NATO. Trump gela aliança

O presidente americano disciplinou os parceiros por não cumprirem mínimos de despesa militar e não se comprometeu com o artigo 5.º.

Não era segredo nenhum que o encontro desta quinta-feira entre líderes da aliança transatlântica em Bruxelas foi pensado especialmente para acolher o novo presidente norte-americano e reassegurá-lo de que os outros países tencionam aumentar a sua despesa militar para responder às críticas e que o combate ao terrorismo é também uma prioridade sua. Em troca, os líderes da NATO esperavam ouvir de Donald Trump o que o novo líder americano ainda não declarou de forma clara, rompendo com todos os seus antecessores: o seu compromisso com o artigo 5.o da aliança, segundo o qual um ataque contra um membro é um ataque contra todos e que, mais do que um pilar fundamental, é a sua razão existencial.
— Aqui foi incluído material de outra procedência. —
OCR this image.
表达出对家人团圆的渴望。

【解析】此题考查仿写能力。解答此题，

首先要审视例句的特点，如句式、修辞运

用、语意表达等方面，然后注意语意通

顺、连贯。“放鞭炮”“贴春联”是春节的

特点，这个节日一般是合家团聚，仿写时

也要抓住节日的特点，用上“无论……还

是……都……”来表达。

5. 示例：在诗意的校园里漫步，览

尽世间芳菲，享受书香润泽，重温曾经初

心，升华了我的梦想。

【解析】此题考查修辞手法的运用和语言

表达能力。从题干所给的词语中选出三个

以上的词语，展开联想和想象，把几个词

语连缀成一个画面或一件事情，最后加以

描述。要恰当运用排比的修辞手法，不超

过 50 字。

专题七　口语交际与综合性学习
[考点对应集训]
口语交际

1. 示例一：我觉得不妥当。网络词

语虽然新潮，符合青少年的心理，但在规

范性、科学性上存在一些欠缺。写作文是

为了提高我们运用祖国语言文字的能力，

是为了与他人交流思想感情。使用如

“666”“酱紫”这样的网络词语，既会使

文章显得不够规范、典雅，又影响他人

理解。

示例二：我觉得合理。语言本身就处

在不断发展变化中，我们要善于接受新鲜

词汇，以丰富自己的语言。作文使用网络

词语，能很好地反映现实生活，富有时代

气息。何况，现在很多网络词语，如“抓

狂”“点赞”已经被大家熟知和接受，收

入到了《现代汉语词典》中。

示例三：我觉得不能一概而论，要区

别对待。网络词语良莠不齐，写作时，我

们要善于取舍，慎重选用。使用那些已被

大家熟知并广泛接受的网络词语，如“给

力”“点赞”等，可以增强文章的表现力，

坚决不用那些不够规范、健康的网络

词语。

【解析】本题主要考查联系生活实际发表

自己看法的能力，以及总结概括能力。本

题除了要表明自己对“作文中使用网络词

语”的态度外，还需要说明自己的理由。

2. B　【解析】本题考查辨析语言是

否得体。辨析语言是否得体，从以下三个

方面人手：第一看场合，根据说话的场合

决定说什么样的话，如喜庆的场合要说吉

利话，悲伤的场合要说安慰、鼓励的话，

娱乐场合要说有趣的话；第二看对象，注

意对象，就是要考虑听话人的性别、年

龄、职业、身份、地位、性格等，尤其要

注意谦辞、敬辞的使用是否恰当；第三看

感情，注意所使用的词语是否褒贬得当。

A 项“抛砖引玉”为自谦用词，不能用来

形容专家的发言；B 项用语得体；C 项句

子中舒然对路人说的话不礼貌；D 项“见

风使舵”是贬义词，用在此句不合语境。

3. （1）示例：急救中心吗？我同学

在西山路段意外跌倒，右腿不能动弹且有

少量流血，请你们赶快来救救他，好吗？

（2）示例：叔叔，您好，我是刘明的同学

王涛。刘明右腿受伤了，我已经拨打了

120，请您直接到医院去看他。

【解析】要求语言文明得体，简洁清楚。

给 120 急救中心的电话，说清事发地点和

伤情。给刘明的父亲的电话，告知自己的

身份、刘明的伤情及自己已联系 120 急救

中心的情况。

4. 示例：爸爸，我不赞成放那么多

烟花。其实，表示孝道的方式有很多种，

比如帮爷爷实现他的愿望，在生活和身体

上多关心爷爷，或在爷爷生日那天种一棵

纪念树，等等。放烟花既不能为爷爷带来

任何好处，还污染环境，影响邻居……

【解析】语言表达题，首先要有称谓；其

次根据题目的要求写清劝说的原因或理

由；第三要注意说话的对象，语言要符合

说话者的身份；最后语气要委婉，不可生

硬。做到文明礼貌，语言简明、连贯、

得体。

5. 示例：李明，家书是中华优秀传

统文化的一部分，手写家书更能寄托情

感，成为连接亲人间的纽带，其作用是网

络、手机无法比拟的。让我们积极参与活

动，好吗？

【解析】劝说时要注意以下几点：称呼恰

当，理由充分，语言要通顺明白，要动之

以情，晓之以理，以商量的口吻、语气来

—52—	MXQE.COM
O presidente americano até tinha o momento perfeito para o fazer, ao final da tarde, quando se desvendou nas novas instalações da NATO um monumento aos ataques do 11 de Setembro, na forma de vigas retorcidas de metal que sobraram das Torres Gémeas, em cuja base está uma alusão ao único momento em que o artigo 5.o foi invocado na história da aliança, precisamente em resposta aos atentados da Al-Qaeda. Antes da cerimónia, aliás, a NATO comprometeu-se formalmente com a aliança de ataques aéreos contra o Estado Islâmico na Síria e no Iraque, em que vários países já participam a título próprio.

Sermão

A passadeira estava lá, mas Trump desperdiçou ostensivamente a oportunidade. Não só o novo presidente americano não disse explicitamente que se compromete com o artigo 5.o como por boa parte do seu discurso censurou os parceiros da aliança por não cumprirem o mínimo de investimento nacional em defesa exigido nos tratados da NATO, correspondente a 2% do cada PIB. E fê-lo a poucos metros dos restantes líderes, que durante o seu discurso olharam entre si ora com desconfiança, ora com chacota. O mais próximo que o presidente americano chegou a comprometer-se com a mútua defesa foi dizer que os Estados Unidos “nunca esquecerão os amigos que estiveram do nosso lado”. O principal, porém, foi o sermão.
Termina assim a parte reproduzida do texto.